Now in its sixth year, the Syrian conflict has created the biggest humanitarian crisis of our time. Over 4.8 million Syrians are refugees in neighbouring countries, hundreds of thousands in Europe and 6.6 million people are displaced inside Syria. Through our language learning and teaching programmes in Jordan, the Kurdistan region of Iraq, Lebanon and Turkey we have worked with over 120,000 Syrians and members of host communities since the start of the crisis. The British Council has had a presence in those countries affected since the 1940s, making us a trusted partner within host countries.

Language for Resilience

An early study into the impact of language learning in enhancing the resilience of refugees was launched by the British Council on Thursday 21 July. The Language for Resilience report examines the impact of language on refugees and host communities affected by the Syrian crisis, identifying the different ways that language skills enhance resilience. The authors carried out desk and field research in Jordan, the Kurdistan region of Iraq, Lebanon and Turkey – interviewing teachers, ministry of education officials, children, parents, volunteers and non-governmental organisation (NGO) staff. The report provides suggestions for programme responses that address key needs.

Opportunities for partnership with the UK

The launch provided an opportunity for those from the international development and UK English language teaching and assessment sector to discuss possible responses for language provision within refugee communities displaced from Syria. Panellists joined from London and virtually from the British Council in Jordan, including those invited to represent UNHCR and the Syrian community.

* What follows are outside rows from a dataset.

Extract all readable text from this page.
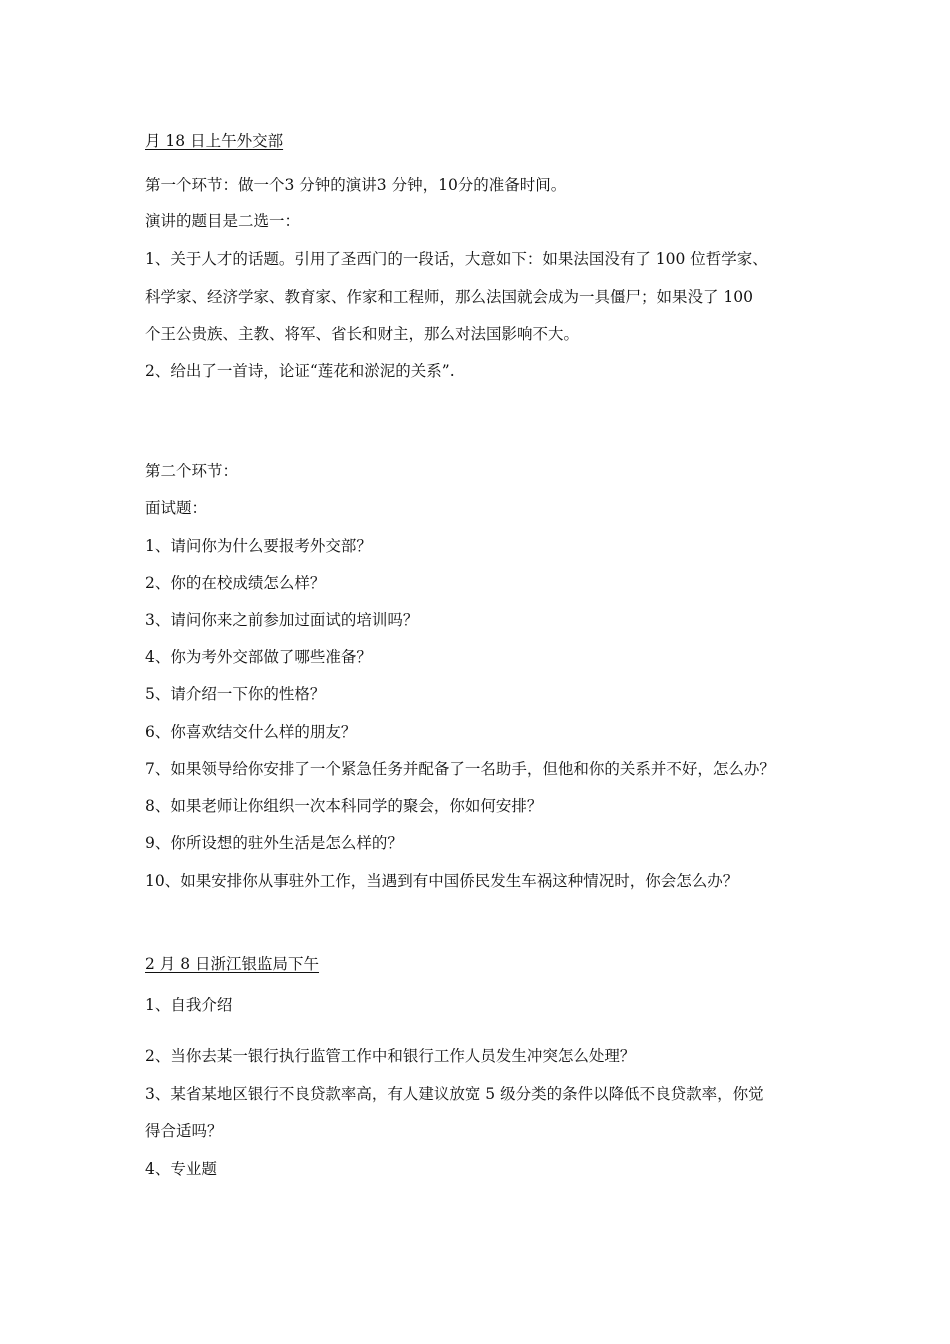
月 18 日上午外交部
第一个环节：做一个3 分钟的演讲3 分钟，10分的准备时间。
演讲的题目是二选一：
1、关于人才的话题。引用了圣西门的一段话，大意如下：如果法国没有了 100 位哲学家、
科学家、经济学家、教育家、作家和工程师，那么法国就会成为一具僵尸；如果没了 100
个王公贵族、主教、将军、省长和财主，那么对法国影响不大。
2、给出了一首诗，论证“莲花和淤泥的关系”.
第二个环节：
面试题：
1、请问你为什么要报考外交部？
2、你的在校成绩怎么样？
3、请问你来之前参加过面试的培训吗？
4、你为考外交部做了哪些准备？
5、请介绍一下你的性格？
6、你喜欢结交什么样的朋友？
7、如果领导给你安排了一个紧急任务并配备了一名助手，但他和你的关系并不好，怎么办？
8、如果老师让你组织一次本科同学的聚会，你如何安排？
9、你所设想的驻外生活是怎么样的？
10、如果安排你从事驻外工作，当遇到有中国侨民发生车祸这种情况时，你会怎么办？
2 月 8 日浙江银监局下午
1、自我介绍
2、当你去某一银行执行监管工作中和银行工作人员发生冲突怎么处理？
3、某省某地区银行不良贷款率高，有人建议放宽 5 级分类的条件以降低不良贷款率，你觉
得合适吗？
4、专业题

In the opening address, Country Director, Joel Bubbers made clear that UK partnership will be essential

‘When it comes to addressing language, all of you in this room have the skills to make a difference. In the same way that the Higher Education sector needs arising from the Syrian crisis are forcing humanitarian actors, universities, policymakers and other tertiary education providers to find new means for collaboration and coordination, so the languages sector needs to explore the role that it can play in partnerships with professionals in protection, youth and gender, with education and technology providers and other foreign language experts, like Arabic, French and Turkish.’

As the Language for Resilience programme continues to take shape in 2017, the British Council will doubtless reach out to the UK for essential collaboration efforts in this area.